In a recently published report Dr Eve Garrard and Professor Steve Wilkinson argue that there is nothing unethical about embryological sex selection. Indeed, in the name of choice and allowing parents to fulfill their desires for male or female offspring, they argue that such selection should be available to those who want or, at least, those who can afford it. Their views go beyond permitting ‘family-balancing’ i.e. allowing those with 5 boys to finally have the girl they, or at least one of them, has always wanted. The author’s views support those who only desire a child or children of a particular sex. Whilst the report has much to recommend it - many of the arguments and much of the discussion they offer is clear, informative and fulfills what they call their fundamental aim, to be illuminating - there is something missing from the analysis.
The report, and its discussion, proceeds in largely asocial terms meaning that the family and parenthood are implicitly considered natural kinds. Thus the desire for a ‘balanced’ family or to parent a girl rather than a boy is constructed as an authentic desire. It is therefore construed as a legitimate and innocuous personal preference in the fulfillment of a - perhaps even the or the only - universal human purpose. However when they quote mothers who have a deep-seated desire to parent a girl it is clear that what they want is a particular, and gendered, relationship. Such relationships are fundamentally social and contain a normative dimension. This is not the formal normativity of an ethical rule but the cultural normativity of a gender role and of gendered relationships. Furthermore roles such as motherhood, fatherhood and being a daughter or a son are fundamentally relational, they exist between individuals. They are a function of society and are not the property of the individual in grand (cultural) isolation.
Whilst sex selection might make it more likely that the desired relationship will result it is, of course, no guarantee. Gender roles are subject to cultural changes, they can become more and less prescriptive: masculinity and femininity do not have to be understood as binary or, in some sense, opposite.
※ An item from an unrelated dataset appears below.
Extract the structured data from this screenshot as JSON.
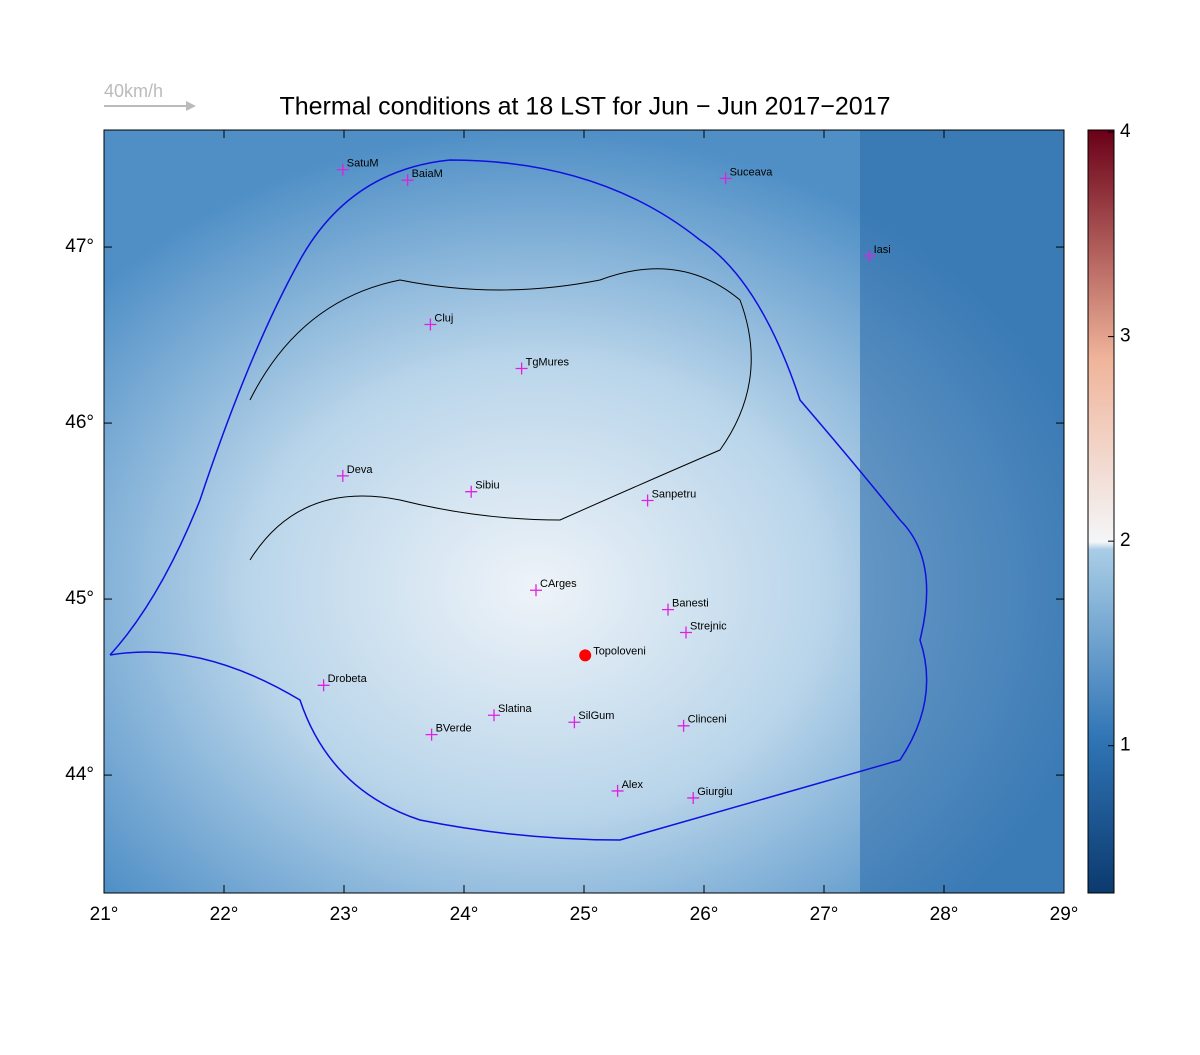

Consequently we might reflect on what may result from the introduction of sex selection when the implicit function or use of such selection is as a proxy for selecting gender. Might it, for example, contribute to a retrenchment of ‘traditional’ gender roles?
The idea of traditional gender roles reveals something else about the report. The way ‘mainstream’ bioethics constructs the family, parenthood, and gender means that they or, rather, their current forms as found in western societies are not understood as objects with a history but as objects at the end of history, as morally neutral or, perhaps, as ethically correct. This is perhaps clearest in the case of the family, something Pierre Bourdieu called a real-ised social fiction. It is clear that the idea(l) of a nuclear family plays a role in the question of family balancing. As posed the concern is not simply about the desire or one or both parents to have a child of a particular sex but to have a family of a particular type, with a particular make-up, constitution or look.
Whilst gender balancing is most often discussed in cases of parents who wish to have a child of the sex/ gender opposite to that of their existing children[2] the report makes clear that selecting to have an only child of a particular sex or ‘one of each’ is also acceptable, (bio)ethically speaking.
Of course the authors of the report are concerned about the consequences of sex selection in countries such as China and India. Others have reiterated these concerns whilst attending to the global context. However the report considers only the national context and here in the UK we do not, apparently, hold any relevant cultural prejudices, or at least not in a sufficiently prevalent manner as to be ‘substantially harmful.’ Thus concerns about the distribution of sex in the UK population as a whole cannot, here and now, be considered a good reason to thwart the free choices of citizens.
However, these free choices are not ‘free’ in the sense that they represent unfettered, objective and reflective decision-making. Rather these ‘choices’ result from desires that are deeply embedded in a particular and normative cultural context. The introduction of sex selection will introduce a biological procedure into the social realization of the family unit; a biological procedure that, unlike the various ‘folk’ methods that have been thought to increase the chances of boys rather than girls, can virtually guarantee the sex, but not the gender, of a child.
Whilst the nuclear family is a powerful cultural norm the social reality is very different. We should, I think, reflect on the role sex selection might play in reinforcing the cultural norm and the consequences it might have for not only the homogenization of UK society but the potential to (re)stigmatize those who live differently. Will sex selection contribute to the sum total of human, or even ‘British’, freedom or will it contribute to a retrenchment, a social realization, of an imagined society that few of us would in fact consider ideal?
[1] The report was written whist Prof Wilkinson was at Keele.
[2] It is not, of course, the existing children who wish an opposite sex sibling, thus a ‘balanced’ family is not the wish of the family per se, but the parents.